La fusione nucleare, in particolare, è stata definita da Meloni come una “soluzione per garantire energia illimitata in futuro“, indispensabile per soddisfare le crescenti necessità di una popolazione mondiale in espansione. In tal senso, l’Italia si sta battendo per sostenere questa tecnologia nel contesto delle trattative internazionali, consapevole che la collaborazione globale sarà fondamentale per affrontare le sfide energetiche del futuro.
Cosa stiamo negoziando?
La COP29, nonostante gli sviluppi marginali come l’approvazione degli standard sui crediti di carbonio, si sta rivelando una conferenza bloccata da un approccio ideologico che continua a soffermarsi sui combustibili fossili.
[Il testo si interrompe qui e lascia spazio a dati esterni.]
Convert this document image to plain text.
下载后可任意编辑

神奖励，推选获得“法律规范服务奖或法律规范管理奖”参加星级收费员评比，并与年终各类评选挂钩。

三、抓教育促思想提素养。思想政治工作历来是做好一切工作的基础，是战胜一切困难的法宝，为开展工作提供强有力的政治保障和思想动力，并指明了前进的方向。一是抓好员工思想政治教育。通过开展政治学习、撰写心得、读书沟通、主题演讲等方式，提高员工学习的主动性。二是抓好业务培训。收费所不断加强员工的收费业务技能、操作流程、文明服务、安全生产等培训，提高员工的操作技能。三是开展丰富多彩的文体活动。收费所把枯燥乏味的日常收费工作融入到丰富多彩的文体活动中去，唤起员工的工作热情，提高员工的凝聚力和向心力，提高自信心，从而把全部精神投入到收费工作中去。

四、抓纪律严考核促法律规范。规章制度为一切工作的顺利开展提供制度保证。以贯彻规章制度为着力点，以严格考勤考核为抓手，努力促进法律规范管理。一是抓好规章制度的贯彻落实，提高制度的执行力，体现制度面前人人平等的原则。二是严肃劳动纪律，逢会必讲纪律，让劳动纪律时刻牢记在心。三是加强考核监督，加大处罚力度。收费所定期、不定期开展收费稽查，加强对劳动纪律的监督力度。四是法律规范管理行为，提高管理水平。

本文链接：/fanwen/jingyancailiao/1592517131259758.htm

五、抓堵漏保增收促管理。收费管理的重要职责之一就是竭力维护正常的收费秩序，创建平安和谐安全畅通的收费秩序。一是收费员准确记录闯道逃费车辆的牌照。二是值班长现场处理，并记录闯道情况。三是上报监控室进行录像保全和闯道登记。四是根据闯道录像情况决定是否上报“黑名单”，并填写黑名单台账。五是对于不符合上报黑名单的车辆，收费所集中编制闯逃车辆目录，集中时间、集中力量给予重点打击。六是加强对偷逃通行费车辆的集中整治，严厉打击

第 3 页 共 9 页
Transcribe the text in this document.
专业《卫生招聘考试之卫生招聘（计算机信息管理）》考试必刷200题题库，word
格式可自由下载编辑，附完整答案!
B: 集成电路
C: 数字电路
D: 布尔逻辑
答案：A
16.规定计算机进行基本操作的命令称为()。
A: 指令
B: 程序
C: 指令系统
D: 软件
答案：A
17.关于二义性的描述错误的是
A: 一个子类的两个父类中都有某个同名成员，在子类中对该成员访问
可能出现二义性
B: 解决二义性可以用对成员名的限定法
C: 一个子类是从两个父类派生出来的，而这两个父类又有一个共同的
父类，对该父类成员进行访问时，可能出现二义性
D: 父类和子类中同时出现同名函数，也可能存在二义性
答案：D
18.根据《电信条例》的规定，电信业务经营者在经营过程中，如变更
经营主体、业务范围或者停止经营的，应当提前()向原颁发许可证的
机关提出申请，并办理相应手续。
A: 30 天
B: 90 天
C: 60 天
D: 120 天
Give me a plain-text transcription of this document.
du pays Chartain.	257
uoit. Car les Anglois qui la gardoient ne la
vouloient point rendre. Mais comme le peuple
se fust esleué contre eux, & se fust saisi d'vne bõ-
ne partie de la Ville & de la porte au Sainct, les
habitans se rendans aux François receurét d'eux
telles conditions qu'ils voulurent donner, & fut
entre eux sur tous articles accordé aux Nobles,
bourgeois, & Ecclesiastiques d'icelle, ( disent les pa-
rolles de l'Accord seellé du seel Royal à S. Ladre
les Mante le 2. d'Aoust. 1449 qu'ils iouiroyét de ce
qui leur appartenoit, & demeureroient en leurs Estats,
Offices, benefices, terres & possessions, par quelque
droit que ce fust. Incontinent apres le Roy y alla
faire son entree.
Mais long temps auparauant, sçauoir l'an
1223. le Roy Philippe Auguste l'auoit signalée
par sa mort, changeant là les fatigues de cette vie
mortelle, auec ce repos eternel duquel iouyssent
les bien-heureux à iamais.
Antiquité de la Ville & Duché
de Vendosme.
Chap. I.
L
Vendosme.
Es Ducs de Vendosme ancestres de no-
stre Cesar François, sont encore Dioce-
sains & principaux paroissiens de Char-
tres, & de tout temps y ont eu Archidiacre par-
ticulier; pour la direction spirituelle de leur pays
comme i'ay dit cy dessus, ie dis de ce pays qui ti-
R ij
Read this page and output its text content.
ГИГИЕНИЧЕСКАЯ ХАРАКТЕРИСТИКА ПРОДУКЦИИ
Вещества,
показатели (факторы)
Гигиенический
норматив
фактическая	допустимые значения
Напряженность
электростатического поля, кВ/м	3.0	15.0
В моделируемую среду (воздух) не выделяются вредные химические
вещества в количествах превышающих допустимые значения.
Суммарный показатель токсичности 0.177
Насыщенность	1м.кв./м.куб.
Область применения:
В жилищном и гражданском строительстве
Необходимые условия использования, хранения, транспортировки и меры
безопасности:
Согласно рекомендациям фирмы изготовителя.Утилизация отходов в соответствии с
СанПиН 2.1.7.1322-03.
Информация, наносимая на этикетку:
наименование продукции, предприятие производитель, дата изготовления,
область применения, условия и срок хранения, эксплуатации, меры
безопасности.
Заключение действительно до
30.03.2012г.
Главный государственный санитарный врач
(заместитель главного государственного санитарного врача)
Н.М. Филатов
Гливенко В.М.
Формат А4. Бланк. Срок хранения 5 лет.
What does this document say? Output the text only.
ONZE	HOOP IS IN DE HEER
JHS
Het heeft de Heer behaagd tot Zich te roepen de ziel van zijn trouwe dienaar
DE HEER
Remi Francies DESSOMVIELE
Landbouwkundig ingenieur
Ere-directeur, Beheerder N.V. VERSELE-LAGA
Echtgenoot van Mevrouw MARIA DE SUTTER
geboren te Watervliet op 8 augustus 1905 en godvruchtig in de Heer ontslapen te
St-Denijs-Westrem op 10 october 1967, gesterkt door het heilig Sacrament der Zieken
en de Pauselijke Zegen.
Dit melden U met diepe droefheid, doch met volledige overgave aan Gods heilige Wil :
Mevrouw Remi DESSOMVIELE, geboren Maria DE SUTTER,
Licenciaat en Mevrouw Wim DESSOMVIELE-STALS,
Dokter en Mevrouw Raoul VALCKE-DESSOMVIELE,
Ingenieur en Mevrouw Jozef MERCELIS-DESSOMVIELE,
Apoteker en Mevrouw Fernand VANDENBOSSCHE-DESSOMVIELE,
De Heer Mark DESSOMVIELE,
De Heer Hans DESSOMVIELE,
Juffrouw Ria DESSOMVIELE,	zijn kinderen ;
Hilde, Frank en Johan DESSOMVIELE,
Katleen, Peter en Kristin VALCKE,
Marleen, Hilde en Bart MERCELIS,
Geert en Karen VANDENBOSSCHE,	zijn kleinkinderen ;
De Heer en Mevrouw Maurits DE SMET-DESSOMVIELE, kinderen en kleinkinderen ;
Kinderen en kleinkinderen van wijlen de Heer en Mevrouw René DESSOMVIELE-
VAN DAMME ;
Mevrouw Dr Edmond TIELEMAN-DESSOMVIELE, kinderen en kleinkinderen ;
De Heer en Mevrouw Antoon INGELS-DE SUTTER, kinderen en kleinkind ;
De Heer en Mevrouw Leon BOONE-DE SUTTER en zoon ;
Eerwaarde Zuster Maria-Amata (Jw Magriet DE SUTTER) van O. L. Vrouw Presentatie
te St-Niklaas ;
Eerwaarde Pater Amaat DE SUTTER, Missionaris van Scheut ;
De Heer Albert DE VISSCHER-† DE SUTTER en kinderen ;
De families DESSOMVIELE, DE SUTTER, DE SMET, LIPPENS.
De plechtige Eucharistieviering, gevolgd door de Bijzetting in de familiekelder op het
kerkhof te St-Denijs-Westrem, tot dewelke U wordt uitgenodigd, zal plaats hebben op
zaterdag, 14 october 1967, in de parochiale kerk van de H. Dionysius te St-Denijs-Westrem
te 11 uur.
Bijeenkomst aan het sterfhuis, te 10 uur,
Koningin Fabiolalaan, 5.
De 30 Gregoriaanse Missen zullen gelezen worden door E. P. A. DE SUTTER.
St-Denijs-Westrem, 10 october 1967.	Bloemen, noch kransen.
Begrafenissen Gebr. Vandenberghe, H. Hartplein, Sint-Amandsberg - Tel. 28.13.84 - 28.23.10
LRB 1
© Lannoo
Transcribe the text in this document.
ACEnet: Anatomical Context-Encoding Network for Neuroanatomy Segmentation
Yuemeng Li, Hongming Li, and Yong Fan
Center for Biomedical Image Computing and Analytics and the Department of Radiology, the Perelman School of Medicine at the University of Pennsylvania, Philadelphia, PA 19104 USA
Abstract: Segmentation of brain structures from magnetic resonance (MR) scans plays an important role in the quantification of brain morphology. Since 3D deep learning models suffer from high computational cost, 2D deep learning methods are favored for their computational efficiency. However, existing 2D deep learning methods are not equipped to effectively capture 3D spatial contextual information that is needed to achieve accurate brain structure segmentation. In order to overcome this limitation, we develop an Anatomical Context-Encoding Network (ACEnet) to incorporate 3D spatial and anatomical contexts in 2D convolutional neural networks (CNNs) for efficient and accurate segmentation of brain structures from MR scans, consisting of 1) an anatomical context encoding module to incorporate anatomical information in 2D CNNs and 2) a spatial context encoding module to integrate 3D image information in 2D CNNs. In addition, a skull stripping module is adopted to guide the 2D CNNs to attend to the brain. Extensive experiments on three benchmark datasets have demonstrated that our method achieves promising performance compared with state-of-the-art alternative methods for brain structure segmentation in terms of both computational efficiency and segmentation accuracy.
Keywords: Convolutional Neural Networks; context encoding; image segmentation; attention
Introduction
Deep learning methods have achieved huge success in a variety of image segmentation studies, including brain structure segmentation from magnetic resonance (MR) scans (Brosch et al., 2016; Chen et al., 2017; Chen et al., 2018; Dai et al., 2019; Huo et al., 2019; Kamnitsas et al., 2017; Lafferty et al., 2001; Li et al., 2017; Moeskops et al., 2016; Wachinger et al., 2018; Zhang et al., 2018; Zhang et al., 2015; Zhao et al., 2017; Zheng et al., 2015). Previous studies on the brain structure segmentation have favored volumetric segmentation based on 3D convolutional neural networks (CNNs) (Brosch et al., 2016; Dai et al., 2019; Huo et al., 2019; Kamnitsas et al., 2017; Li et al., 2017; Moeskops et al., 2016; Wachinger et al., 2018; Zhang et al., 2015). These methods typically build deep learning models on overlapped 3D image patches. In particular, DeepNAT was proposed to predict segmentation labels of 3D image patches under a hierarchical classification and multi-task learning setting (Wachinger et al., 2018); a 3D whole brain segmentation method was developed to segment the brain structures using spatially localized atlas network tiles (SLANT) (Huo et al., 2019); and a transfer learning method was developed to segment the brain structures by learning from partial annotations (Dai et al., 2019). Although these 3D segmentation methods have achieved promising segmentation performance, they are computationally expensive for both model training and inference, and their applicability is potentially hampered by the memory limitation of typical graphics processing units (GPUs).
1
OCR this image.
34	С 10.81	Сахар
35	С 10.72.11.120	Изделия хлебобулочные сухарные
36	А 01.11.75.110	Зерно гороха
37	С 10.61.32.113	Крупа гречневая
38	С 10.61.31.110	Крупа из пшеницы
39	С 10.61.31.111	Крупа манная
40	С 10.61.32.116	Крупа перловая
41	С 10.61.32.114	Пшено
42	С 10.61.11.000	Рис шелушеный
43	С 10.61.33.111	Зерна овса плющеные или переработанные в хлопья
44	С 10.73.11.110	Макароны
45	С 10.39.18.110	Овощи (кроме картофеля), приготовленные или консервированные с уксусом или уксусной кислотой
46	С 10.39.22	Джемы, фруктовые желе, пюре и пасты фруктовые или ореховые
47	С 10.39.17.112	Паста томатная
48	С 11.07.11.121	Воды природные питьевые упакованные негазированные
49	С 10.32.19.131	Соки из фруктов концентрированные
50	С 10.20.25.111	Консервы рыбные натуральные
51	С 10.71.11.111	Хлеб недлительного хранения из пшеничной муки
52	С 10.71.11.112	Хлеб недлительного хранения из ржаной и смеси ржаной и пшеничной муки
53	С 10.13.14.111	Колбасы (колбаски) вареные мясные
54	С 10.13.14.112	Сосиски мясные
In un dibattito che si concentra più sulla demonizzazione delle fonti energetiche tradizionali che sulla ricerca di soluzioni concrete, si ignora una verità innegabile: i combustibili fossili sono ancora irrinunciabili. La loro sostituzione completa, almeno nel breve periodo, è semplicemente irrealistica. Il mondo è troppo dipendente da queste risorse per un cambiamento immediato senza compromettere il già fragile equilibrio economico, soprattutto nei Paesi in via di sviluppo. Le tecnologie emergenti, come il nucleare, rimangono ignorate, mentre la retorica ideologica rischia di rallentare una transizione che, invece, dovrebbe essere guidata dal pragmatismo e dalla ricerca di soluzioni reali e sostenibili. Se non si accetta questa realtà, la COP29 rischia di finire come la COP28, con più parole che fatti, e il mondo, ancora una volta, resterà in attesa di risposte concrete.